Федор хотел было съязвить, что сейчас как раз и происходит тот парадокс, конец которого он объявил столь поспешно: за столом мирно беседуют Нужда и Скука. Но посмотрел на широкие плечи Хомякова, на его по-крестьянски жилистые, сильные руки, на спокойный, уверенный взгляд холодноватых зеленых («мужицких», как невольно отметил про себя Федор) глаз и понял, что этому господину скука неведома, что Роман Трифонович смел, настойчив, силен и не просто готов к борьбе, а любит эту борьбу, ищет ее и видит в ней истинное наслаждение. Подумал и промолчал.
— А не кажется ли вам, Федор Иванович, что именно в этот тупик нас и заманивают господа социалисты? — продолжал тем временем Хомяков. — Ну, разделим прибыли, ну, землю — мужичкам, ну, накормим, оденем, обуем, напоим даже — а дальше? А дальше цели нет, потому как нет борьбы, драки за кусок пожирнее. И начнется царство вселенской скуки, которую Россия привычно водочкой заливать примется. Так или не так? Что же молчите?
— А с чего эта вы решили, что я социализм исповедую?
— Ну, хитрость тут невелика, — улыбнулся Хомяков. — Сидит в грошовых номерах города Кишинева образованный молодой человек из господ. Чина не имеет, мундир не носит, торговлей не интересуется, винцом не балуется и даже в картишки не играет. Так кто же он такой после всего этого? Либо социалист, либо юродивый — третьего не дано, как в задачках говорится. И как вас полиция до сей поры не схватила, ума не приложу.
— По какому праву, позвольте спросить?
— Праву? — Роман Трифонович расхохотался, обнажив крепкие один к одному — зубы. — Чудак вы, ей-богу, чудак, Федор Иванович, не обижайтесь. Какое там право, где вы его видели, где встречали право-то это римское? В университетах о сем учили? Ну, так забудьте, нет никакого права ни у нас, грешных, ни в Европе просвещенной. В Европе право денежки заслоняют, а у нас — мундир. Мундир, Федор Иванович, мундир: Россия его до слез обожает, как богу ему поклоняется и руки враз по швам вытягивает. Ну, припомните, был ли у нас хоть один монарх без воинского звания? Не припомните, не старайтесь. Во Франции, скажем, или в Северо-американских Соединенных Штатах правители почему-то без мундира обходятся, а у нас непременно с таковым. И вот с этого правительственного мундира все и начинается, мера всех вещей и значимость всех граждан.
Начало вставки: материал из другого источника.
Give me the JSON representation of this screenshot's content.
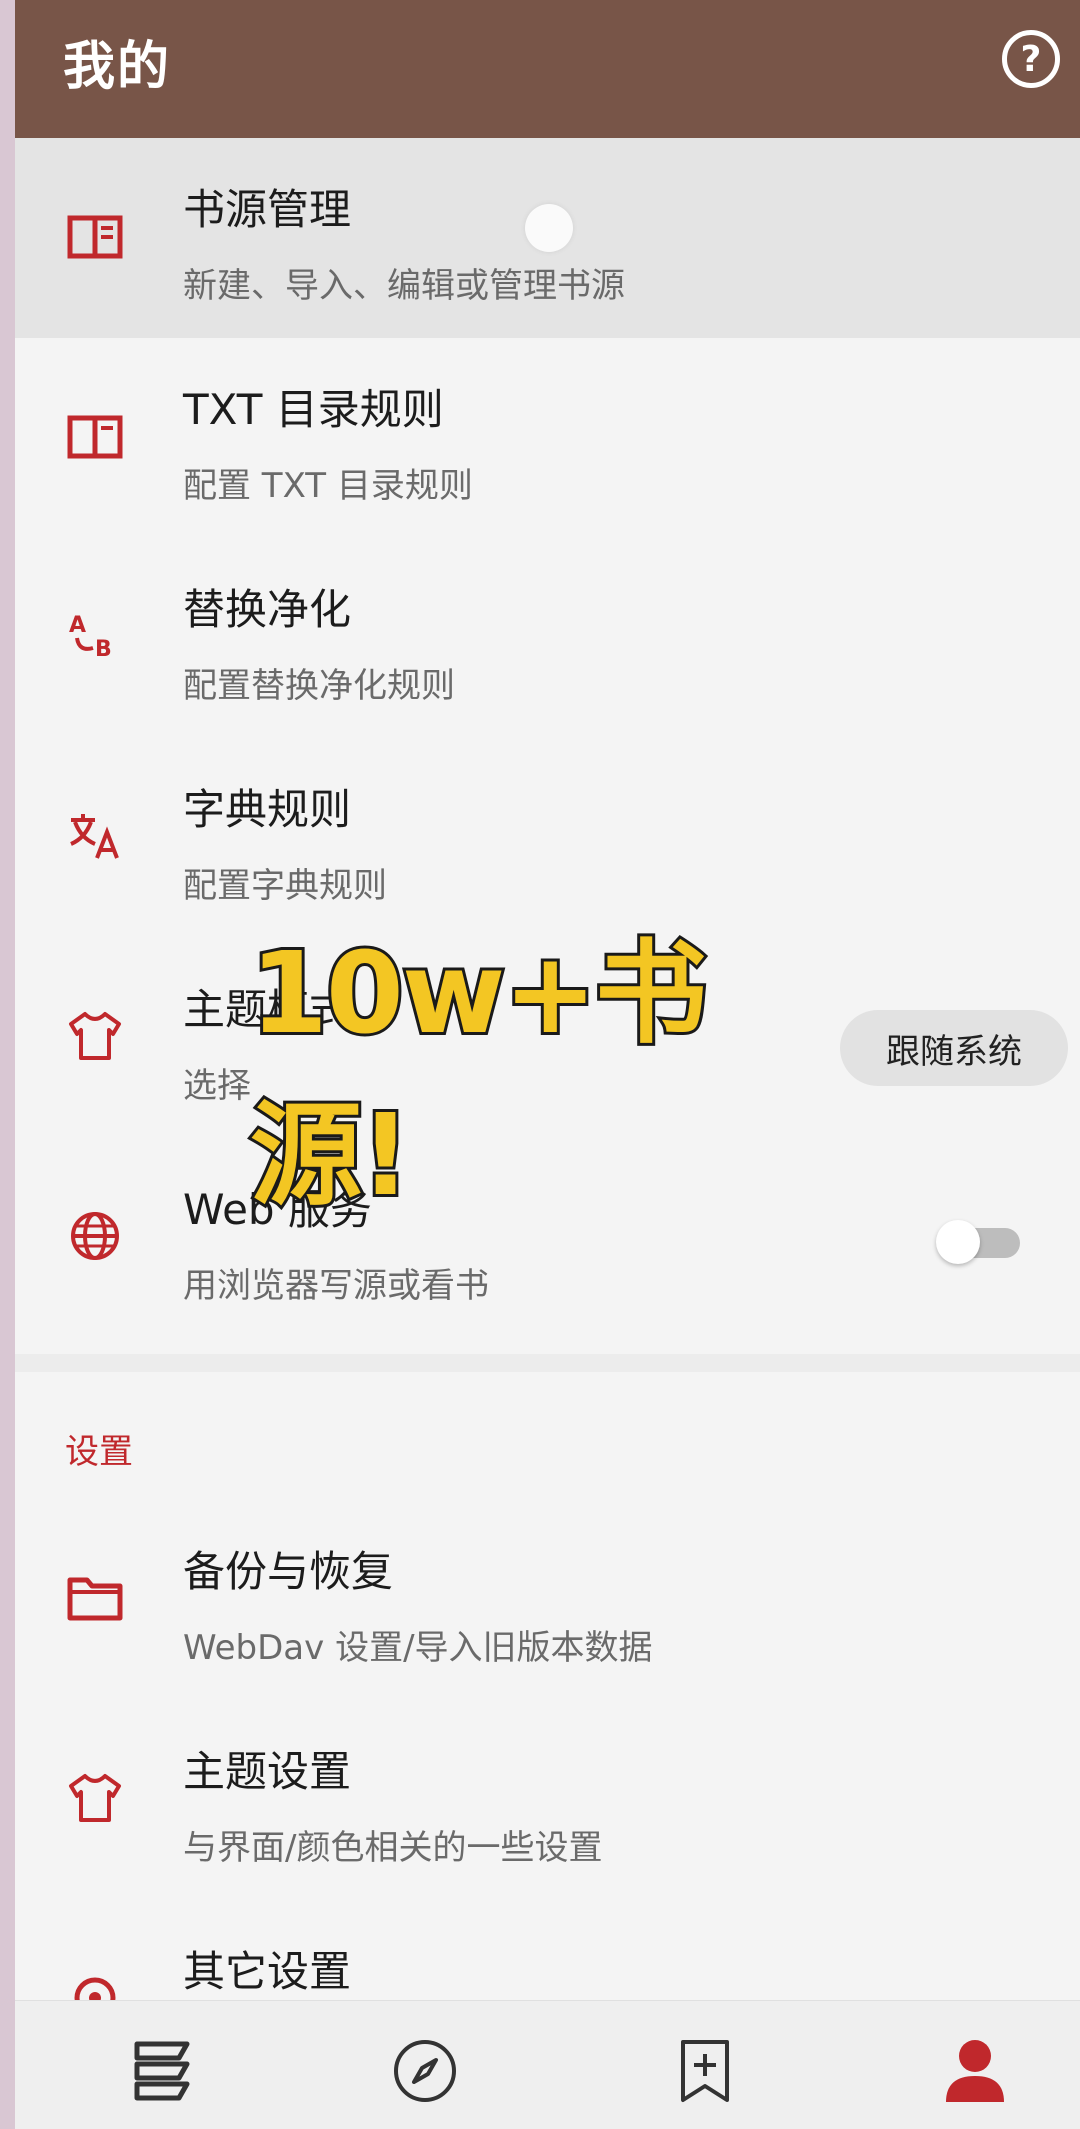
{
  "header": {
    "title": "我的",
    "help_icon": "help-circle-icon",
    "help_glyph": "?"
  },
  "colors": {
    "header_bg": "#785548",
    "accent": "#c0282c",
    "overlay_text": "#f3c623"
  },
  "main_items": [
    {
      "title": "书源管理",
      "subtitle": "新建、导入、编辑或管理书源",
      "icon": "book-open-icon"
    },
    {
      "title": "TXT 目录规则",
      "subtitle": "配置 TXT 目录规则",
      "icon": "book-open-icon"
    },
    {
      "title": "替换净化",
      "subtitle": "配置替换净化规则",
      "icon": "find-replace-icon"
    },
    {
      "title": "字典规则",
      "subtitle": "配置字典规则",
      "icon": "translate-icon"
    },
    {
      "title": "主题模式",
      "subtitle": "选择",
      "icon": "shirt-icon",
      "value": "跟随系统"
    },
    {
      "title": "Web 服务",
      "subtitle": "用浏览器写源或看书",
      "icon": "globe-icon",
      "switch_on": false
    }
  ],
  "settings_section": {
    "label": "设置",
    "items": [
      {
        "title": "备份与恢复",
        "subtitle": "WebDav 设置/导入旧版本数据",
        "icon": "folder-icon"
      },
      {
        "title": "主题设置",
        "subtitle": "与界面/颜色相关的一些设置",
        "icon": "shirt-icon"
      },
      {
        "title": "其它设置",
        "subtitle": "",
        "icon": "settings-icon"
      }
    ]
  },
  "overlay_caption": "10w+书源!",
  "bottom_nav": [
    {
      "name": "bookshelf",
      "icon": "bookshelf-icon",
      "active": false
    },
    {
      "name": "explore",
      "icon": "compass-icon",
      "active": false
    },
    {
      "name": "rss",
      "icon": "bookmark-add-icon",
      "active": false
    },
    {
      "name": "my",
      "icon": "person-icon",
      "active": true
    }
  ]
}
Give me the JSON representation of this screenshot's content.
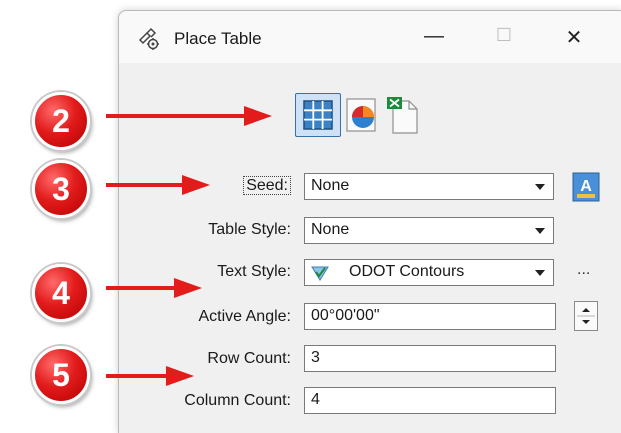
{
  "window": {
    "title": "Place Table",
    "minimize": "—",
    "maximize": "☐",
    "close": "✕"
  },
  "toolbar": {
    "modes": [
      {
        "name": "grid-table-mode",
        "active": true
      },
      {
        "name": "pie-chart-mode",
        "active": false
      },
      {
        "name": "excel-import-mode",
        "active": false
      }
    ]
  },
  "form": {
    "seed": {
      "label": "Seed:",
      "value": "None"
    },
    "table_style": {
      "label": "Table Style:",
      "value": "None"
    },
    "text_style": {
      "label": "Text Style:",
      "value": "ODOT Contours",
      "icon": "text-style-icon"
    },
    "active_angle": {
      "label": "Active Angle:",
      "value": "00°00'00\""
    },
    "row_count": {
      "label": "Row Count:",
      "value": "3"
    },
    "column_count": {
      "label": "Column Count:",
      "value": "4"
    },
    "more_button": "..."
  },
  "annotations": {
    "badges": [
      "2",
      "3",
      "4",
      "5"
    ],
    "color": "#e21b1b"
  }
}
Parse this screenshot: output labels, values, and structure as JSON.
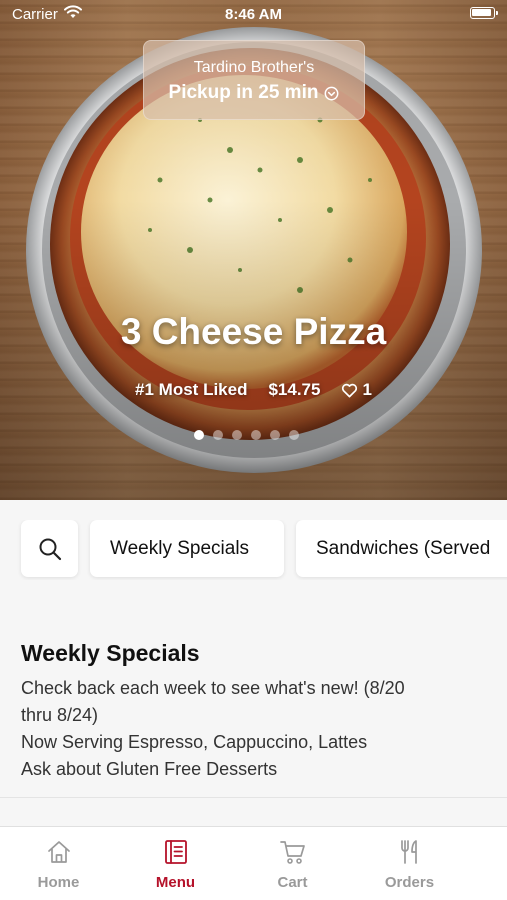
{
  "status_bar": {
    "carrier": "Carrier",
    "time": "8:46 AM"
  },
  "pickup": {
    "restaurant": "Tardino Brother's",
    "label": "Pickup in 25 min"
  },
  "featured": {
    "title": "3 Cheese Pizza",
    "rank": "#1 Most Liked",
    "price": "$14.75",
    "likes": "1",
    "slides_total": 6,
    "slide_active": 1
  },
  "categories": {
    "search_icon": "search-icon",
    "tabs": [
      {
        "label": "Weekly Specials"
      },
      {
        "label": "Sandwiches (Served"
      }
    ]
  },
  "section": {
    "title": "Weekly Specials",
    "description": [
      "Check back each week to see what's new! (8/20",
      "thru 8/24)",
      "Now Serving Espresso, Cappuccino, Lattes",
      "Ask about Gluten Free Desserts"
    ]
  },
  "nav": {
    "items": [
      {
        "label": "Home",
        "icon": "home-icon"
      },
      {
        "label": "Menu",
        "icon": "menu-icon",
        "active": true
      },
      {
        "label": "Cart",
        "icon": "cart-icon"
      },
      {
        "label": "Orders",
        "icon": "utensils-icon"
      }
    ],
    "active_color": "#b5122a",
    "inactive_color": "#9a9a9a"
  }
}
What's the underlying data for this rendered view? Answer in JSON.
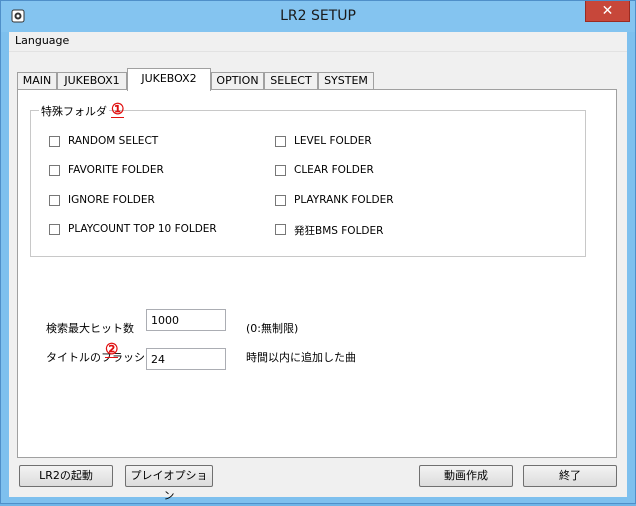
{
  "window": {
    "title": "LR2 SETUP",
    "close_label": "✕"
  },
  "menu": {
    "language": "Language"
  },
  "tabs": [
    "MAIN",
    "JUKEBOX1",
    "JUKEBOX2",
    "OPTION",
    "SELECT",
    "SYSTEM"
  ],
  "active_tab": "JUKEBOX2",
  "special_folders": {
    "label": "特殊フォルダ",
    "left": [
      "RANDOM SELECT",
      "FAVORITE FOLDER",
      "IGNORE FOLDER",
      "PLAYCOUNT TOP 10 FOLDER"
    ],
    "right": [
      "LEVEL FOLDER",
      "CLEAR FOLDER",
      "PLAYRANK FOLDER",
      "発狂BMS FOLDER"
    ]
  },
  "annotations": {
    "one": "①",
    "two": "②"
  },
  "search_max": {
    "label": "検索最大ヒット数",
    "value": "1000",
    "hint": "(0:無制限)"
  },
  "title_flash": {
    "label": "タイトルのフラッシュ",
    "value": "24",
    "hint": "時間以内に追加した曲"
  },
  "buttons": {
    "launch": "LR2の起動",
    "play_option": "プレイオプション",
    "make_movie": "動画作成",
    "exit": "終了"
  },
  "colors": {
    "title_bar": "#84c4f0",
    "close": "#c7473a",
    "annotation": "#e01010"
  }
}
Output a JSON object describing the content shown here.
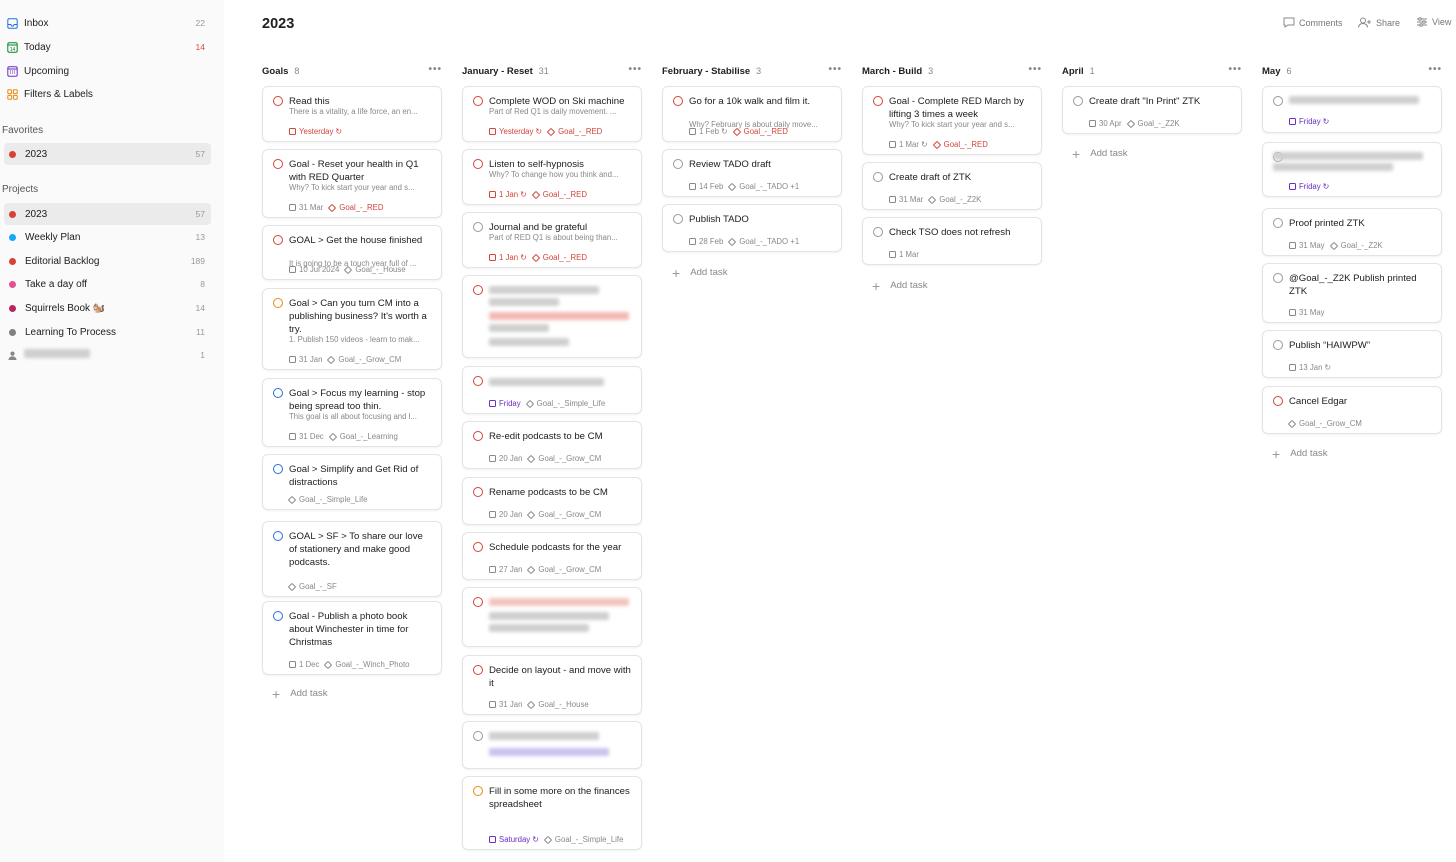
{
  "sidebar": {
    "nav": [
      {
        "label": "Inbox",
        "count": "22",
        "icon": "inbox-icon",
        "color": "#246fe0"
      },
      {
        "label": "Today",
        "count": "14",
        "icon": "calendar-today-icon",
        "color": "#058527"
      },
      {
        "label": "Upcoming",
        "count": "",
        "icon": "calendar-upcoming-icon",
        "color": "#692fc2"
      },
      {
        "label": "Filters & Labels",
        "count": "",
        "icon": "filters-labels-icon",
        "color": "#eb8909"
      }
    ],
    "favorites_heading": "Favorites",
    "favorites": [
      {
        "label": "2023",
        "count": "57",
        "color": "#db4035"
      }
    ],
    "projects_heading": "Projects",
    "projects": [
      {
        "label": "2023",
        "count": "57",
        "color": "#db4035"
      },
      {
        "label": "Weekly Plan",
        "count": "13",
        "color": "#14aaf5"
      },
      {
        "label": "Editorial Backlog",
        "count": "189",
        "color": "#db4035"
      },
      {
        "label": "Take a day off",
        "count": "8",
        "color": "#e05194"
      },
      {
        "label": "Squirrels Book 🐿️",
        "count": "14",
        "color": "#b8255f"
      },
      {
        "label": "Learning To Process",
        "count": "11",
        "color": "#808080"
      },
      {
        "label": "",
        "count": "1",
        "color": "#808080"
      }
    ]
  },
  "header": {
    "title": "2023",
    "comments": "Comments",
    "share": "Share",
    "view": "View"
  },
  "add_task_label": "Add task",
  "columns": [
    {
      "title": "Goals",
      "count": "8",
      "tasks": [
        {
          "title": "Read this",
          "desc": "There is a vitality, a life force, an en...",
          "date": "Yesterday",
          "date_color": "red",
          "recurring": true,
          "label": "",
          "priority": "p1"
        },
        {
          "title": "Goal - Reset your health in Q1 with RED Quarter",
          "desc": "Why? To kick start your year and s...",
          "date": "31 Mar",
          "date_color": "",
          "label": "Goal_-_RED",
          "label_color": "red",
          "priority": "p1"
        },
        {
          "title": "GOAL > Get the house finished",
          "desc": "It is going to be a touch year full of ...",
          "date": "10 Jul 2024",
          "date_color": "",
          "label": "Goal_-_House",
          "priority": "p1"
        },
        {
          "title": "Goal > Can you turn CM into a publishing business? It's worth a try.",
          "desc": "1. Publish 150 videos - learn to mak...",
          "date": "31 Jan",
          "date_color": "",
          "label": "Goal_-_Grow_CM",
          "priority": "p2"
        },
        {
          "title": "Goal > Focus my learning - stop being spread too thin.",
          "desc": "This goal is all about focusing and l...",
          "date": "31 Dec",
          "date_color": "",
          "label": "Goal_-_Learning",
          "priority": "p3"
        },
        {
          "title": "Goal > Simplify and Get Rid of distractions",
          "desc": "",
          "date": "",
          "label": "Goal_-_Simple_Life",
          "priority": "p3"
        },
        {
          "title": "GOAL > SF > To share our love of stationery and make good podcasts.",
          "desc": "",
          "date": "",
          "label": "Goal_-_SF",
          "priority": "p3"
        },
        {
          "title": "Goal - Publish a photo book about Winchester in time for Christmas",
          "desc": "",
          "date": "1 Dec",
          "date_color": "",
          "label": "Goal_-_Winch_Photo",
          "priority": "p3"
        }
      ]
    },
    {
      "title": "January - Reset",
      "count": "31",
      "tasks": [
        {
          "title": "Complete WOD on Ski machine",
          "desc": "Part of Red Q1 is daily movement. ...",
          "date": "Yesterday",
          "date_color": "red",
          "recurring": true,
          "label": "Goal_-_RED",
          "label_color": "red",
          "priority": "p1"
        },
        {
          "title": "Listen to self-hypnosis",
          "desc": "Why? To change how you think and...",
          "date": "1 Jan",
          "date_color": "red",
          "recurring": true,
          "label": "Goal_-_RED",
          "label_color": "red",
          "priority": "p1"
        },
        {
          "title": "Journal and be grateful",
          "desc": "Part of RED Q1 is about being than...",
          "date": "1 Jan",
          "date_color": "red",
          "recurring": true,
          "label": "Goal_-_RED",
          "label_color": "red",
          "priority": "p4"
        },
        {
          "title": "",
          "desc": "",
          "date": "",
          "label": "",
          "priority": "p1",
          "blurred": true
        },
        {
          "title": "",
          "desc": "",
          "date": "Friday",
          "date_color": "purple",
          "label": "Goal_-_Simple_Life",
          "priority": "p1",
          "blurred": true
        },
        {
          "title": "Re-edit podcasts to be CM",
          "desc": "",
          "date": "20 Jan",
          "date_color": "",
          "label": "Goal_-_Grow_CM",
          "priority": "p1"
        },
        {
          "title": "Rename podcasts to be CM",
          "desc": "",
          "date": "20 Jan",
          "date_color": "",
          "label": "Goal_-_Grow_CM",
          "priority": "p1"
        },
        {
          "title": "Schedule podcasts for the year",
          "desc": "",
          "date": "27 Jan",
          "date_color": "",
          "label": "Goal_-_Grow_CM",
          "priority": "p1"
        },
        {
          "title": "",
          "desc": "",
          "date": "",
          "label": "",
          "priority": "p1",
          "blurred": true
        },
        {
          "title": "Decide on layout - and move with it",
          "desc": "",
          "date": "31 Jan",
          "date_color": "",
          "label": "Goal_-_House",
          "priority": "p1"
        },
        {
          "title": "",
          "desc": "",
          "date": "",
          "label": "",
          "priority": "p4",
          "blurred": true
        },
        {
          "title": "Fill in some more on the finances spreadsheet",
          "desc": "",
          "date": "Saturday",
          "date_color": "purple",
          "recurring": true,
          "label": "Goal_-_Simple_Life",
          "priority": "p2"
        }
      ]
    },
    {
      "title": "February - Stabilise",
      "count": "3",
      "tasks": [
        {
          "title": "Go for a 10k walk and film it.",
          "desc": "Why? February is about daily move...",
          "date": "1 Feb",
          "date_color": "",
          "recurring": true,
          "label": "Goal_-_RED",
          "label_color": "red",
          "priority": "p1"
        },
        {
          "title": "Review TADO draft",
          "desc": "",
          "date": "14 Feb",
          "date_color": "",
          "label": "Goal_-_TADO +1",
          "priority": "p4"
        },
        {
          "title": "Publish TADO",
          "desc": "",
          "date": "28 Feb",
          "date_color": "",
          "label": "Goal_-_TADO +1",
          "priority": "p4"
        }
      ]
    },
    {
      "title": "March - Build",
      "count": "3",
      "tasks": [
        {
          "title": "Goal - Complete RED March by lifting 3 times a week",
          "desc": "Why? To kick start your year and s...",
          "date": "1 Mar",
          "date_color": "",
          "recurring": true,
          "label": "Goal_-_RED",
          "label_color": "red",
          "priority": "p1"
        },
        {
          "title": "Create draft of ZTK",
          "desc": "",
          "date": "31 Mar",
          "date_color": "",
          "label": "Goal_-_Z2K",
          "priority": "p4"
        },
        {
          "title": "Check TSO does not refresh",
          "desc": "",
          "date": "1 Mar",
          "date_color": "",
          "label": "",
          "priority": "p4"
        }
      ]
    },
    {
      "title": "April",
      "count": "1",
      "tasks": [
        {
          "title": "Create draft \"In Print\" ZTK",
          "desc": "",
          "date": "30 Apr",
          "date_color": "",
          "label": "Goal_-_Z2K",
          "priority": "p4"
        }
      ]
    },
    {
      "title": "May",
      "count": "6",
      "tasks": [
        {
          "title": "",
          "desc": "",
          "date": "Friday",
          "date_color": "purple",
          "recurring": true,
          "label": "",
          "priority": "p4",
          "blurred": true
        },
        {
          "title": "",
          "desc": "",
          "date": "Friday",
          "date_color": "purple",
          "recurring": true,
          "label": "",
          "priority": "p4",
          "blurred": true
        },
        {
          "title": "Proof printed ZTK",
          "desc": "",
          "date": "31 May",
          "date_color": "",
          "label": "Goal_-_Z2K",
          "priority": "p4"
        },
        {
          "title": "@Goal_-_Z2K Publish printed ZTK",
          "desc": "",
          "date": "31 May",
          "date_color": "",
          "label": "",
          "priority": "p4"
        },
        {
          "title": "Publish “HAIWPW”",
          "desc": "",
          "date": "13 Jan",
          "date_color": "",
          "recurring": true,
          "label": "",
          "priority": "p4"
        },
        {
          "title": "Cancel Edgar",
          "desc": "",
          "date": "",
          "label": "Goal_-_Grow_CM",
          "priority": "p1"
        }
      ]
    }
  ]
}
Роман Трифонович говорил негромко и спокойно, речь его звучала убедительно не потому, что он стремился убедить — он совсем не стремился завоевать симпатии собеседника или хотя бы понравиться ему, — а потому, что все сказанное было правдой. Федор понимал, что это — правда, что так оно и есть, но — странное дело! — понимая эту правду, он не хотел ее принимать. В нем все вдруг взбунтовалось не против сказанного, а против того, кто это говорил. А говорил ему эту правду вчерашний раб, холоп с поротым задом, мужик, видевший в русском мундире прежде всего ненавистного ему барина, а отнюдь не того, чьей профессией была защита как отечества в целом, так и жизни этих же самых мужиков в частности. Он почему-то вспомнил отца, его нечастые приезды в Высокое и его обязательные беседы с детьми во время этих приездов. «Нет большей чести, чем пасть в бою, — говорил он им, мальчикам, жадно ловившим каждое его слово. — Вы — дворяне, и ваш долг служить отечеству, не щадя жизни и не ища наград». Вспомнил, и с детства внушенное ему чувство гордости за свой род, в течение многих веков исправно поставлявших России офицеров, захлестнуло его.